Friday, August 10, 2007

The Edge of Heaven (2007)



The Edge of Heaven (Fatih Akin, 2007)

Fatih Akin's middle entry to a still unfinished trilogy (which started with Head-on (2004)) is structured like the ambitious and curiously much-lauded Crash (Paul Haggis, 2004) and Babel (Alejandro González Iñárritu, 2006). It details the intertwining tales of several German and Turkish men and women, connected either by the countries that gave life to them or adopted them or bits of coincidences. What differentiates The Edge of Heaven to Haggis or Inarritu's sprawling mini-epics of mankind's chronic inability to live with each other, is that Akin values intimacy and control; that the more you widen your canvass, the more it would invite implausibility and lapses at logic (although the film had one: the whole sideplot about the police man's gun seemed illogical; why did the activists need that gun? is it really that special?).
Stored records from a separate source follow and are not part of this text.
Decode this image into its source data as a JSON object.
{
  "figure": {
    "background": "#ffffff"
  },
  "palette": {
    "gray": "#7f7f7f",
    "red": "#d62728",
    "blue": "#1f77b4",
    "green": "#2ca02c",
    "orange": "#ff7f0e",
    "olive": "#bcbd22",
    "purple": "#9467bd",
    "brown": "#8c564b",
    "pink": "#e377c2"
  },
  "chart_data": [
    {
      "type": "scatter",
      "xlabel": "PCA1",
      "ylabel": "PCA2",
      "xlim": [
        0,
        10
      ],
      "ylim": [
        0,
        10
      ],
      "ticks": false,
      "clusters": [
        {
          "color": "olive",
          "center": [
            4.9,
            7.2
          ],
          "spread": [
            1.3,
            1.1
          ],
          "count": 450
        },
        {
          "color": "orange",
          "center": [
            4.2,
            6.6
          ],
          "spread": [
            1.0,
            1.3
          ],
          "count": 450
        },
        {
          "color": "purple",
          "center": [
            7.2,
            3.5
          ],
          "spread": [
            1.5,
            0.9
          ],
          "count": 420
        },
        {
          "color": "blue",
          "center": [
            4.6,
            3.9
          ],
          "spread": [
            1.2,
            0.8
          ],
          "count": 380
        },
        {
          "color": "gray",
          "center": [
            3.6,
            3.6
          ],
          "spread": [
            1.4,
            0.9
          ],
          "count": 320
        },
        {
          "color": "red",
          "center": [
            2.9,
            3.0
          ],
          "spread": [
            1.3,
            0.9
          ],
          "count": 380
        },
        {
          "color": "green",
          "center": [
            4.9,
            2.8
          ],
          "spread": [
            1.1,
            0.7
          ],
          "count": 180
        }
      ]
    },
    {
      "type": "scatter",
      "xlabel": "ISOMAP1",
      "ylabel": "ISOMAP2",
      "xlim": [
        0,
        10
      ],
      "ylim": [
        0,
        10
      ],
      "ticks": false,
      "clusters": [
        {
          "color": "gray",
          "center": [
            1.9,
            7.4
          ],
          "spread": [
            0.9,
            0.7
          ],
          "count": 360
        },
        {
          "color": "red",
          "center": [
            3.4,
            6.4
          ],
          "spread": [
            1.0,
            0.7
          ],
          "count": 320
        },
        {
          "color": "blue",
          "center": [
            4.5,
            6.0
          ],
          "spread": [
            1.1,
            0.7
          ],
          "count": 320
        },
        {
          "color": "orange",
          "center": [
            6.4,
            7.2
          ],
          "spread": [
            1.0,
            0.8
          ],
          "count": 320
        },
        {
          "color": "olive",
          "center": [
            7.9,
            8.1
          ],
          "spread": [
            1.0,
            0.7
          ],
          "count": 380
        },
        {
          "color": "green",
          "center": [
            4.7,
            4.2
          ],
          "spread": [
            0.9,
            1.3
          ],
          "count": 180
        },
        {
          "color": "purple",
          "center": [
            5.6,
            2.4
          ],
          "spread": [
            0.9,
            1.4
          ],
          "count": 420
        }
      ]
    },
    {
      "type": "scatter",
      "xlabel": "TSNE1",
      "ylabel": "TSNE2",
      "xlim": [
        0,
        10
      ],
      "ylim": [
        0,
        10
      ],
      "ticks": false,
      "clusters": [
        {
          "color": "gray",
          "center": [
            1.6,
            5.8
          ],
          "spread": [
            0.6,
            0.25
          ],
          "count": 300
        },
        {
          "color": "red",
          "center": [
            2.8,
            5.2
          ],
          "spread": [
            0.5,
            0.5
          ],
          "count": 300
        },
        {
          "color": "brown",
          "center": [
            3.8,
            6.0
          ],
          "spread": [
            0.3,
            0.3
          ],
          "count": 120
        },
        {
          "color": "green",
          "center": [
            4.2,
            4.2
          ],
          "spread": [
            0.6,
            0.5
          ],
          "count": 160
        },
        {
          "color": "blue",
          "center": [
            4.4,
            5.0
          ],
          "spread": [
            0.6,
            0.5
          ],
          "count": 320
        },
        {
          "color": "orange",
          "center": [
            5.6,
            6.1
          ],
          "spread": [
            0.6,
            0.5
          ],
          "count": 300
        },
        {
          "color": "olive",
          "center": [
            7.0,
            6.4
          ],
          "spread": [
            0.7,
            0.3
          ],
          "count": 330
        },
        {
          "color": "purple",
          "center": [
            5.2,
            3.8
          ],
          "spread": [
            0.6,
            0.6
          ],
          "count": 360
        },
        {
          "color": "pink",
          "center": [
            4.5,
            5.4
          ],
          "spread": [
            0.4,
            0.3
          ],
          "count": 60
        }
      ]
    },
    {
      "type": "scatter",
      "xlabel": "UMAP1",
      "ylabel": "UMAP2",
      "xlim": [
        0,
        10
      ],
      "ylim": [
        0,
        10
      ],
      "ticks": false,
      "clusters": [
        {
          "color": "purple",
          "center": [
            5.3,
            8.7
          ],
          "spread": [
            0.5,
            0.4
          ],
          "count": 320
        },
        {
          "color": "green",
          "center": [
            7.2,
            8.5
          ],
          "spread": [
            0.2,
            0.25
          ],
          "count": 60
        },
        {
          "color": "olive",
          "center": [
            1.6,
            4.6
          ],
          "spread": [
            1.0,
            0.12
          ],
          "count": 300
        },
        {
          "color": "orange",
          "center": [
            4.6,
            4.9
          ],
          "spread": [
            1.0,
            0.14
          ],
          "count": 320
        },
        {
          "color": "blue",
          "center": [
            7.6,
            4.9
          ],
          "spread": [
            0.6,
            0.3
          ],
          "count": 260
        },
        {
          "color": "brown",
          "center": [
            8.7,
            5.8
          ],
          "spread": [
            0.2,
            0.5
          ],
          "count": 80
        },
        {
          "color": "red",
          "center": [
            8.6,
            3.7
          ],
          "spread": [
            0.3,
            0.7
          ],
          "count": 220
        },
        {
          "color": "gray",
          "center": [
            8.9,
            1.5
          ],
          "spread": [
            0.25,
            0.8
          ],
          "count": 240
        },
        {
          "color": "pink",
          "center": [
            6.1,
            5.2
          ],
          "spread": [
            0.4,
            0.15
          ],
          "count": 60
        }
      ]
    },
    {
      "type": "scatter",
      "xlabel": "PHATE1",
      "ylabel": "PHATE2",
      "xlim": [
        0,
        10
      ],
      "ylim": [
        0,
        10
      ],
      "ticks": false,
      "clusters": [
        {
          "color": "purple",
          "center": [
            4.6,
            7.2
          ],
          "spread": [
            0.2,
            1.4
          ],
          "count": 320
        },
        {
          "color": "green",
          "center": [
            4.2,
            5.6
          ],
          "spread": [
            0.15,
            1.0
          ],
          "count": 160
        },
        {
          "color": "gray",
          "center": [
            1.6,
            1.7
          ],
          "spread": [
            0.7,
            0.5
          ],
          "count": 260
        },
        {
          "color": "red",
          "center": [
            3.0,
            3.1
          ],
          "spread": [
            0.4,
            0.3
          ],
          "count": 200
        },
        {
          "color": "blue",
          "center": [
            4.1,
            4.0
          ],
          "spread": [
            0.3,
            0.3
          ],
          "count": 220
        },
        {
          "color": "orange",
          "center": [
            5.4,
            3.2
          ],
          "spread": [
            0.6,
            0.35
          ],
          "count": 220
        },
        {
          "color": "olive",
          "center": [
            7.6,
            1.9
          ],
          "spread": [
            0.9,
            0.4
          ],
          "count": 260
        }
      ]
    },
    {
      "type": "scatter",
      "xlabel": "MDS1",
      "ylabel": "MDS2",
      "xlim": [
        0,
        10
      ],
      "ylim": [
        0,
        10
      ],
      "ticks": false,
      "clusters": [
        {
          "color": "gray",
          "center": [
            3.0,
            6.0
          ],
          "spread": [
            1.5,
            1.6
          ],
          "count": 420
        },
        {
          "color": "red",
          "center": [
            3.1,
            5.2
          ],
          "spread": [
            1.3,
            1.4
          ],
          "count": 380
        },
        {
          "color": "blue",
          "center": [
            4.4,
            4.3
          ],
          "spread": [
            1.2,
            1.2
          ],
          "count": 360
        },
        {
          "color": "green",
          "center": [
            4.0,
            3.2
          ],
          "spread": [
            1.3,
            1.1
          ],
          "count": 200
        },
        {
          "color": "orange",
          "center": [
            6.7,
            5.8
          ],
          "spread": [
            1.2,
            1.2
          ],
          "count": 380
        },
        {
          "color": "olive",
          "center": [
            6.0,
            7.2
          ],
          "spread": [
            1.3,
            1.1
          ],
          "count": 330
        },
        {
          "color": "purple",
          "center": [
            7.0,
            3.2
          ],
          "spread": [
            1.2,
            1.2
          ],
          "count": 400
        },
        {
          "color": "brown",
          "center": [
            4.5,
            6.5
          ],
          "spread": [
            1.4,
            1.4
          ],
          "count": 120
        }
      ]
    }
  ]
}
The Edge of Heaven is set both in Germany and Turkey, and delightfully wafts through the incorporeal political and cultural lines that both connect and separate both nations. Set at a time when Turkey is on the verge of joining the European Union, Akin's film brandishes a critical look at the impossibility of uniting Turkey, a schizophrenic country belonging to both Asia and Europe, with the union. Akin only scrapes the surface of that very political issue; he would focus more on the pertinent lives of these characters spirited away from their homelands, confusing themselves with labels such as "a Turkish professor of German language teaching in German university." The overall grasp of Akin's milieu encompasses a wide range of political and cultural undertones, but his intention is much narrower, thus eliminating the mistakes Inarrittu did in Babel.

The producer of the film (who arrived for a very flacid Q & A) tells us that The Edge of Heaven is about death, while Head-on is about love (the third film of the trilogy is yet to be written). I agree. Other than the obvious (the film is divided into three chapters namely Yeter's Death, Lotte's Death and The Edge of Heaven), the film subtly dissects the destructive and redemptory powers of death. The film starts with Ali (Tuncel Kurtiz), a Turkish immigrant in Bremen who lives off his pension, getting enamored with Yeter (Nursel Koese), a Turkish prostitute. Ali invites Yeter to live with him and his son Nejat (Baki Davrak), who then becomes eager to help Yeter locate her missing daughter Ayten (Nurgul Yesilcay), a political activist in Turkey.

The death of Yeter would be the impetus for redemption and reconciliation, forcing Nejat to go back to Turkey to locate Ayten (who, in what seems to be a Kieslowskian coincidence, happens to be in Germany locating her mother while getting romantically close with Lotte (Patrycia Ziolkowska)). The series of mix-ups would lead you to believe that Akin is opting for ease and melodrama, yet instead, he paints a vaster canvass --- teasing his audience with the possibility of reuniting mother and daughter, or father and son, but instead leaves us hanging with open-ended conclusions of what could happen.

That final image, a picturesque static shot of Nejat waiting for his father to come back from fishing, is a testament to endurance and patience; that reconciliation isn't as easy as one-minute embraces and convoluted conversations; that the wounds and scars of the past can only be healed, not by momentary changes of heart, but by a mixture of life-altering events (Lotte's death and her mother's arrival in Turkey) and the passage of time. We do not see the father and the son meet again or even get knowledge of redemption and forgiveness, but we do know that the wounds have closed and everything is as calm and predictable as the waves meeting the sand.